Wednesday 25 May 2011

We've had enough of easy apologies

Nato's intervention has made the situation worse since 2001, with bombings and deaths on a daily basis, and widespread disillusion caused by the license given to warlords. This has embittered social and human relations. No change of tactics can cancel western deeds from the minds of Afghans: firing on weddings, murdering civilians during celebrations,protecting the corrupt mafiosi who fill the government of Karzai. di cui s’รจ riempito il governo Karzai.

Samia Walid, member of RAWA (Revolutionary Association of Women of Afghanistan



On 18 may, at Taloquan in the north of Afghanistan, 12 civilians were killed and at least 80 injured during a protest provoked by the latest killing of civilians - two women and two men - in a night raid by US special forces.

This is the fourth "incident" of the kind in a week. On 16 May, NATO forces killed a 10 year old girl and injured another 4 children in the eastern province of Kunar. On the 14th they killed a 15 year old boy during a night raid in the Nangarhar province. On the 12th, in the same zone, another night raid caused the death of a 12 year old girl and her uncle, a policeman.

NATO forces are currently carrying out around 600 raids every month. The raids have produced horrific crimes, including the killing of children. In one case, last year, soliders dug the bullets out of the bodies of two pregnant women to conceal their responsibility for the killings.

When it isn't possible to hide their responsibility, the NATO leaders offer apologies. But these apologies come too easily. The bitter message for the families of victims is that their loved ones are collateral damage - a price that must be paid.

We ask those who still believe that NATO has a positive role to perform in Afghanistan - to prevent civil war or to improve the situation of women - to reflect on how they would feel if it were their own loved ones who were killed with such unconcern.
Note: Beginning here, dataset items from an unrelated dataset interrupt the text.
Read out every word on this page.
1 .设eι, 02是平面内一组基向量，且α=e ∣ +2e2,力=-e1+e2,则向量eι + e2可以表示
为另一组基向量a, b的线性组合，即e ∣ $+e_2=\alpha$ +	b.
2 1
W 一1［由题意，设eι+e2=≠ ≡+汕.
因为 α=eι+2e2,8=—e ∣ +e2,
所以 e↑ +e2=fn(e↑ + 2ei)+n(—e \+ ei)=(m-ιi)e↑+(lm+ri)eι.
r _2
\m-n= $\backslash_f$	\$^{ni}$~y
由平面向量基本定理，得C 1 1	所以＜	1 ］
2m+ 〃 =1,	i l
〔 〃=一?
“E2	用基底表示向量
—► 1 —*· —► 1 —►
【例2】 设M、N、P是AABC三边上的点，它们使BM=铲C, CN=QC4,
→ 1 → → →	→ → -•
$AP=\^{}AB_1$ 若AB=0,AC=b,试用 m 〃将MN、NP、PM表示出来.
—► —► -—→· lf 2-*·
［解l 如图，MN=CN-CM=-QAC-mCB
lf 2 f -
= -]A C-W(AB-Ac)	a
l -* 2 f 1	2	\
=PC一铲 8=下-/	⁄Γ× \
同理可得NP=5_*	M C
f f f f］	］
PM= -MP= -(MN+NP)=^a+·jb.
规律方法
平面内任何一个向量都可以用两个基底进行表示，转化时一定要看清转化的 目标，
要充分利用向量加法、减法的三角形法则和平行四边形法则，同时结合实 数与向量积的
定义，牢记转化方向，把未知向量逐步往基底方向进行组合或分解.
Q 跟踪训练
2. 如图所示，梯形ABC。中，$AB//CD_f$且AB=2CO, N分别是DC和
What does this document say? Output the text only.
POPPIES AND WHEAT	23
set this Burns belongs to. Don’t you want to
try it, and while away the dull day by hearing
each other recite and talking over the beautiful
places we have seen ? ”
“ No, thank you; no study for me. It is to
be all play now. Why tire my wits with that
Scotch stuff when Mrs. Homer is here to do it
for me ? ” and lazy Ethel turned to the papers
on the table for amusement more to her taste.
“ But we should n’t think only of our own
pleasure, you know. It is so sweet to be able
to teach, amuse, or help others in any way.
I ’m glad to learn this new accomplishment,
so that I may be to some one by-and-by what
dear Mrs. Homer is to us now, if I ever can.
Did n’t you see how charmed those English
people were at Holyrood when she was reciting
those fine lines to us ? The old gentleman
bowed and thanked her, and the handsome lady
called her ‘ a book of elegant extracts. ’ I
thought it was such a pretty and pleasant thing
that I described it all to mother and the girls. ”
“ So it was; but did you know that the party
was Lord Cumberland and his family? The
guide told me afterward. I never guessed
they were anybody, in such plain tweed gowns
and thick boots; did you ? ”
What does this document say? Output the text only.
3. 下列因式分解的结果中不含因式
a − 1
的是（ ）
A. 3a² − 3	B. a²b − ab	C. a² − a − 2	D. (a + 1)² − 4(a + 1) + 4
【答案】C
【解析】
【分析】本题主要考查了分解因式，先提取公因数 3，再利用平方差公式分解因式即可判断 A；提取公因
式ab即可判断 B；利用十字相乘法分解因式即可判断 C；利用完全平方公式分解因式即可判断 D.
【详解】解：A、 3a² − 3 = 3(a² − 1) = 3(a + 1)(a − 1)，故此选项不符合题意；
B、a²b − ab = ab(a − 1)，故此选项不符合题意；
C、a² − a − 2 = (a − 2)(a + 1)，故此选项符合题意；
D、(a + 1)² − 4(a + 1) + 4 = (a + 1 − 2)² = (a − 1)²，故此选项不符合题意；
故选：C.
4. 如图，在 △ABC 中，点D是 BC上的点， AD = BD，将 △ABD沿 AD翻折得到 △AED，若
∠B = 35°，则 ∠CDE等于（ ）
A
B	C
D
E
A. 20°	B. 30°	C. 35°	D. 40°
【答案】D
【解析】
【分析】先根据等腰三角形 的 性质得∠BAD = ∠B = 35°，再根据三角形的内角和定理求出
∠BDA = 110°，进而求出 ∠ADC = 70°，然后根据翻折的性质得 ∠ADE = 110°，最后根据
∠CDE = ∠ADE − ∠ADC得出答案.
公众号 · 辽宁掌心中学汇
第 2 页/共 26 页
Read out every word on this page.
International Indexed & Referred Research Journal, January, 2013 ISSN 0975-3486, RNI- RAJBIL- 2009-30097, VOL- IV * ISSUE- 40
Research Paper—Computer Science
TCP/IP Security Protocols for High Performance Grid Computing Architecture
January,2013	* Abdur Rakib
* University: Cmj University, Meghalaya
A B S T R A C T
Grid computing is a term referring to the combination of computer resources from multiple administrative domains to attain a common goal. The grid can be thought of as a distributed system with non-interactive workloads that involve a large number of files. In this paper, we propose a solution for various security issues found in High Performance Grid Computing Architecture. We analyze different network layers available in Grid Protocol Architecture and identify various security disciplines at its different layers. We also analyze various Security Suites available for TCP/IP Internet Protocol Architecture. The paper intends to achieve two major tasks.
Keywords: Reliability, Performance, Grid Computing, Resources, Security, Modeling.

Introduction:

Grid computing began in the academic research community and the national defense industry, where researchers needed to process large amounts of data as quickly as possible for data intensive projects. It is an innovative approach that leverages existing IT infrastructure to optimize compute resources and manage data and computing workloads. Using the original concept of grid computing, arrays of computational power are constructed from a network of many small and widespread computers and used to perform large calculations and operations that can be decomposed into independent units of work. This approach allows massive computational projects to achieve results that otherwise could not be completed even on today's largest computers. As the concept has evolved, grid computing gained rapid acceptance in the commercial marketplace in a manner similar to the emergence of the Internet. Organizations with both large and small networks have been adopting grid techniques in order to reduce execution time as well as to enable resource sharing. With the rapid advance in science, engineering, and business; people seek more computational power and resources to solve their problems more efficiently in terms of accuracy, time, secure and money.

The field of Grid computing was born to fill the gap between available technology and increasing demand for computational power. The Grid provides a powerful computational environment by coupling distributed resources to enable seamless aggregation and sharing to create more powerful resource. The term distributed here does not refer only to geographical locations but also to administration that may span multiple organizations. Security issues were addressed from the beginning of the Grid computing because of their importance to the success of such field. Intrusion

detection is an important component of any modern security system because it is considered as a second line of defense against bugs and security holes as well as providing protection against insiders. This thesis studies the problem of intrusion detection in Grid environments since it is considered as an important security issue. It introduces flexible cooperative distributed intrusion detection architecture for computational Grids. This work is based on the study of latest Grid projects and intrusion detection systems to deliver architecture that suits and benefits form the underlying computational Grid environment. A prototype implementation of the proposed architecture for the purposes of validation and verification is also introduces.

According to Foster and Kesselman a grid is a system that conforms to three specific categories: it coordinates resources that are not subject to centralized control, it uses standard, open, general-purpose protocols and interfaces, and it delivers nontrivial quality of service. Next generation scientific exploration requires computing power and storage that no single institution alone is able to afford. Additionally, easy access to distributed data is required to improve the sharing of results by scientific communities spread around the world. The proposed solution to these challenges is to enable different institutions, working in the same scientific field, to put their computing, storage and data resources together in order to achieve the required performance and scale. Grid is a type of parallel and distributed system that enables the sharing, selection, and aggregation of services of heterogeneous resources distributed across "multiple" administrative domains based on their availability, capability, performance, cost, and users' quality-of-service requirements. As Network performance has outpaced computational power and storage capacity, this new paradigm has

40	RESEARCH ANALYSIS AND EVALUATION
We are not ingenuous. We don't believe that the withdrawal of foreign troops will immediately bring about peace in Afghanistan. But we do believe that the presence of NATO troops is part of the problem, not the solution. Apart from the violence committed y NATO soldiers, the policy of creating alliances with fundamentalist groups and with warlords favours the use of armed force as a political strategy and makes the struggle of civil society more difficult.

Some people shrug their shoulders and say that warlords are part of the Afghan reality, a problem of the Afghan culture. We reply that warlords are a part of the Afghan reality, because it is a land that has been at war for decades. Warlords are not a part of the Afghan culture, they are a part of the culture of militarisation - which the presence of NATO forces can only reinforce.

Finally, we turn to the words of Samia Walid in an interview during her current visit to Italy:



Foreign forces must leave the country. A civil war could not be worse than what is happening now. It will be up to the people to decide their fate and if the resistance to fundamentalist revives, we will be with the women and men who want to build their own country.